Like in Karton Gems 1, you need a karton-playground
(docker-compose with a dev environment) running on your local machine:
$ git clone https://github.com/CERT-Polska/karton-playground.git
$ cd karton-playground
$ sudo docker-compose up # this may take a while
Long story short, just install the config-extractor package and run it:
$ python3 -m venv venv; source ./venv/bin/activate
$ pip install karton-config-extractor
$ karton-config-extractor --modules modules
[2021-05-13 15:27:10,085][INFO] Service karton.config-extractor started
[2021-05-13 15:27:10,098][INFO] Binds changed, old service instances should exit soon.
[2021-05-13 15:27:10,099][INFO] Binding on: {'type': 'sample', 'stage': 'recognized', 'kind': 'runnable', 'platform': 'win32'}
[2021-05-13 15:27:10,100][INFO] Binding on: {'type': 'sample', 'stage': 'recognized', 'kind': 'runnable', 'platform': 'win64'}
[2021-05-13 15:27:10,100][INFO] Binding on: {'type': 'sample', 'stage': 'recognized', 'kind': 'runnable', 'platform': 'linux'}
[2021-05-13 15:27:10,101][INFO] Binding on: {'type': 'analysis', 'kind': 'drakrun-prod'}
[2021-05-13 15:27:10,101][INFO] Binding on: {'type': 'analysis', 'kind': 'drakrun'}
Now upload an executable file to mwdb, and new logs should appear:
[2021-05-13 15:27:20,940][INFO] Received new task - ee2abafc-271b-441b-b81c-77f264c8e120
[2021-05-13 15:27:20,981][INFO] Processing drakmon OSS analysis, sample: 3a153c52aa82a667091dff9a4b4defb7a6e395c3d0604d7aa18f75ca6a27e77e
[2021-05-13 15:27:24,130][INFO] Merging and reporting extracted configs
[2021-05-13 15:27:24,131][INFO] done analysing, results: {"analysed": 94, "crashed": 0}
[2021-05-13 15:27:24,156][INFO] Task done - ee2abafc-271b-441b-b81c-77f264c8e120
When config is extracted successfully, it's added to mwdb automatically.
What's next
That's it, enough kartoning for today. Porting all your modules to malduck may be a long and exhausting endeavour, but it was worth it for us.
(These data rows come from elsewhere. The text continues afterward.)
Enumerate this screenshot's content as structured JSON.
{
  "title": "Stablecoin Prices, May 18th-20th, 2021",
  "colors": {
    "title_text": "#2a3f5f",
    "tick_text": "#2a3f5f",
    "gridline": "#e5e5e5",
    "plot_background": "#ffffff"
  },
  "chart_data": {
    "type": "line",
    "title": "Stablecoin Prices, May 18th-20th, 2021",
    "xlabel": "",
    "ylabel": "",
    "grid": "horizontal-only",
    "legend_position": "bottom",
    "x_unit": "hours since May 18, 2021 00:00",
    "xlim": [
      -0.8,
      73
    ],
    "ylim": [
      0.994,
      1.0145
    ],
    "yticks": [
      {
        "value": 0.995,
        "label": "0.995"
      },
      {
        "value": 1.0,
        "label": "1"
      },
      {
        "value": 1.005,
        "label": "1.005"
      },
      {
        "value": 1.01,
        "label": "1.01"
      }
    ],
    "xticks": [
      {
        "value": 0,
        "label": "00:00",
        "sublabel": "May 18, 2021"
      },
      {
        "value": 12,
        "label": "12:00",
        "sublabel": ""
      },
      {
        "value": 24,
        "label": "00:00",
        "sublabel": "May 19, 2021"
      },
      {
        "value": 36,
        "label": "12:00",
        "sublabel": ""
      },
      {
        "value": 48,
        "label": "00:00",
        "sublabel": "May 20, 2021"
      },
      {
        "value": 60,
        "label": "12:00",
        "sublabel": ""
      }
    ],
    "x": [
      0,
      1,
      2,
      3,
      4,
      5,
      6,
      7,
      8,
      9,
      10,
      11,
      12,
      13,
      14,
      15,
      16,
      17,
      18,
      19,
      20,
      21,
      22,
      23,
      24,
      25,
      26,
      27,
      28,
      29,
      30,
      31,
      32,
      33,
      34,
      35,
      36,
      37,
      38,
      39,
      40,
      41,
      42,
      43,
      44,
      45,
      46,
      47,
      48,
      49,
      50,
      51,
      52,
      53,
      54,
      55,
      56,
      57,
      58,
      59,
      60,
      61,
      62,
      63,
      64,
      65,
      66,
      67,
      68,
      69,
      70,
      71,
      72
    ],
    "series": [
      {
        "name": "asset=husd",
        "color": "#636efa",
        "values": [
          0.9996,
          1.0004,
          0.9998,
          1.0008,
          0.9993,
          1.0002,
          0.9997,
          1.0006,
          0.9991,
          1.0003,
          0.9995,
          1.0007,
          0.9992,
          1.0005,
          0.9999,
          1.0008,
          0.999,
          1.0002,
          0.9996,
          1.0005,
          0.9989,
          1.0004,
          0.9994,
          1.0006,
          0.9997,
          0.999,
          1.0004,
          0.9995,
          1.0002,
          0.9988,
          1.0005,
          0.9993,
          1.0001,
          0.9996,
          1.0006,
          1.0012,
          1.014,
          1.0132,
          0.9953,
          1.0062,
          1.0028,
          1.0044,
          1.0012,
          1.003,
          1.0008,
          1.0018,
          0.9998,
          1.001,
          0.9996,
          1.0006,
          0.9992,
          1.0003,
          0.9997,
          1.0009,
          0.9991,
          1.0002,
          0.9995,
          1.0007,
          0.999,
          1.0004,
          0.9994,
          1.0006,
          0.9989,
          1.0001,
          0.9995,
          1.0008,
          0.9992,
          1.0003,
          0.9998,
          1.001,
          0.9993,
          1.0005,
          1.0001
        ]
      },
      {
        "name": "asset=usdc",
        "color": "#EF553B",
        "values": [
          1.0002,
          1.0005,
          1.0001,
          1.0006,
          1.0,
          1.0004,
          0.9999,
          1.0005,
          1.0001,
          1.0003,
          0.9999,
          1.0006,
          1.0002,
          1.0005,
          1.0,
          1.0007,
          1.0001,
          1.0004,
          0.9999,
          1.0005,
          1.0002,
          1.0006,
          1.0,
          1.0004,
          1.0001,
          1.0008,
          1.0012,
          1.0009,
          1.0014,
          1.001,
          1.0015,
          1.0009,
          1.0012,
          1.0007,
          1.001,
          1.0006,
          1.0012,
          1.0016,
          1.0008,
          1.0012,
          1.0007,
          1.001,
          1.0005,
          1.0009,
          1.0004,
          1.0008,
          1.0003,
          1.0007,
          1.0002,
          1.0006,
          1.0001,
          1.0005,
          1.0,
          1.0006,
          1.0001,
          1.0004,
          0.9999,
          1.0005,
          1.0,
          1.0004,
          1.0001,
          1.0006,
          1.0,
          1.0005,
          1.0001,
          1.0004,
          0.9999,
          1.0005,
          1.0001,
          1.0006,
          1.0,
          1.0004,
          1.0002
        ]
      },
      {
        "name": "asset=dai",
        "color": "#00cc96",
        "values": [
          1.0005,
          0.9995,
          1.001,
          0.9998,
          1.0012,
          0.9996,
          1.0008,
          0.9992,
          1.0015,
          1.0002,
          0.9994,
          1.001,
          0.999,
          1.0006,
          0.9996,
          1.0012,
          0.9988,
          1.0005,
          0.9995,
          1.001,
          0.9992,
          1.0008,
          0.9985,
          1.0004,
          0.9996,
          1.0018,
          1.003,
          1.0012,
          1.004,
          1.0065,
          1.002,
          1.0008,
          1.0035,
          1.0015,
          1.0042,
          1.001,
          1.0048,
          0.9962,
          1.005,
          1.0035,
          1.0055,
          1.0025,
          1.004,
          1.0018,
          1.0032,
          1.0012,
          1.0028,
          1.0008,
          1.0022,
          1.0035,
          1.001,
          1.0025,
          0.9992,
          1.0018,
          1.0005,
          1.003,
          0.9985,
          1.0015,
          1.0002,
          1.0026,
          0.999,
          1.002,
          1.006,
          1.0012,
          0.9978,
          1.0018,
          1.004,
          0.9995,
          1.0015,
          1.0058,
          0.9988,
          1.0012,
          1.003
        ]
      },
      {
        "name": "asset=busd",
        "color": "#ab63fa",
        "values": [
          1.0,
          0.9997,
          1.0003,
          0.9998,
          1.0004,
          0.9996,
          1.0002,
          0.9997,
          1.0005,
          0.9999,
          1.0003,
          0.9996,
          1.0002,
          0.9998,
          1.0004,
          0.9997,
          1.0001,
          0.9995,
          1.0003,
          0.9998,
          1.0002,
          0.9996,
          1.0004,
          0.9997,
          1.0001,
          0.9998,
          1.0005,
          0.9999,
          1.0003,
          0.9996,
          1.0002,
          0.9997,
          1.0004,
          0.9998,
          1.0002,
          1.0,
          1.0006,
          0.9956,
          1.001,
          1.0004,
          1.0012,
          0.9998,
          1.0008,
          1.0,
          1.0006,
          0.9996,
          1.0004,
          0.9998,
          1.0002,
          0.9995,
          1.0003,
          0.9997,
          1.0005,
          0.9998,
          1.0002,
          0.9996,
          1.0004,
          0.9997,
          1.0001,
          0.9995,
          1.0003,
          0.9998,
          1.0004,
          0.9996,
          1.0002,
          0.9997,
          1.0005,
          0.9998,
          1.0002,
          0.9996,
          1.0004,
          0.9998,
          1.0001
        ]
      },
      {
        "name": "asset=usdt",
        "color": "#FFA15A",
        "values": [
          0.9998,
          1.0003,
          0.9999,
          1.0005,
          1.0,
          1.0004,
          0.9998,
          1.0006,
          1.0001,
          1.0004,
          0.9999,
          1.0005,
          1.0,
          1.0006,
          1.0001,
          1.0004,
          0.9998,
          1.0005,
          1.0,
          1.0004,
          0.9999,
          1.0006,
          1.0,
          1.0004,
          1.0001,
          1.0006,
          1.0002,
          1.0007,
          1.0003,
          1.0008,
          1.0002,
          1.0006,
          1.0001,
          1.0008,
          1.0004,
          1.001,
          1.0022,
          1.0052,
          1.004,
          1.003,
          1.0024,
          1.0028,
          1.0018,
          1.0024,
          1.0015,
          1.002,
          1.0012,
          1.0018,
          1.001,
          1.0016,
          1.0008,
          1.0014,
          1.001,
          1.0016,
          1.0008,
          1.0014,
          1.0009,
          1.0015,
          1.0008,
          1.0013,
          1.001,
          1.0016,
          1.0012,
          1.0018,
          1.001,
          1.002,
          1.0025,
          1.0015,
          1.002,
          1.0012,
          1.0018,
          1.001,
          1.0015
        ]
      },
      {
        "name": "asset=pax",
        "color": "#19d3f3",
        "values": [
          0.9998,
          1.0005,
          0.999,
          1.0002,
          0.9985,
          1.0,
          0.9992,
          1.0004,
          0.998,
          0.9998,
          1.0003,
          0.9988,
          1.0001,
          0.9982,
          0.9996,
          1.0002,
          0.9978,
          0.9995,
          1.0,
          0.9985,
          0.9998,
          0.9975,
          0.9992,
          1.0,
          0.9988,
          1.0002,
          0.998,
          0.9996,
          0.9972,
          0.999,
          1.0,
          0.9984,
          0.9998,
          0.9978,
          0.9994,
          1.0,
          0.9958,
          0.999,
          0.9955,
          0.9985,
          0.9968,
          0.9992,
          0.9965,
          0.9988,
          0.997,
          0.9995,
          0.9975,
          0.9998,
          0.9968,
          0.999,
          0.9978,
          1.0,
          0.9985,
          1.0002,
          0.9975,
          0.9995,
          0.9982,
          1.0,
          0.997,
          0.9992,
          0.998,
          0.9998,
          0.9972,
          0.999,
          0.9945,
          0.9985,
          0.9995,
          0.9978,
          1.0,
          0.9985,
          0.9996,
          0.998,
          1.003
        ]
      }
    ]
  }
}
You may use the community to your advantage. There is a small but growing repository with publicly available modules at https://github.com/c3rb3ru5d3d53c/mwcfg-modules. You can use it as a starting point for your modules or get a better feel of malduck. If possible, try to contribute back.
In future instalments of the series, we'll talk a bit about other open-sourced kartons and deployment options.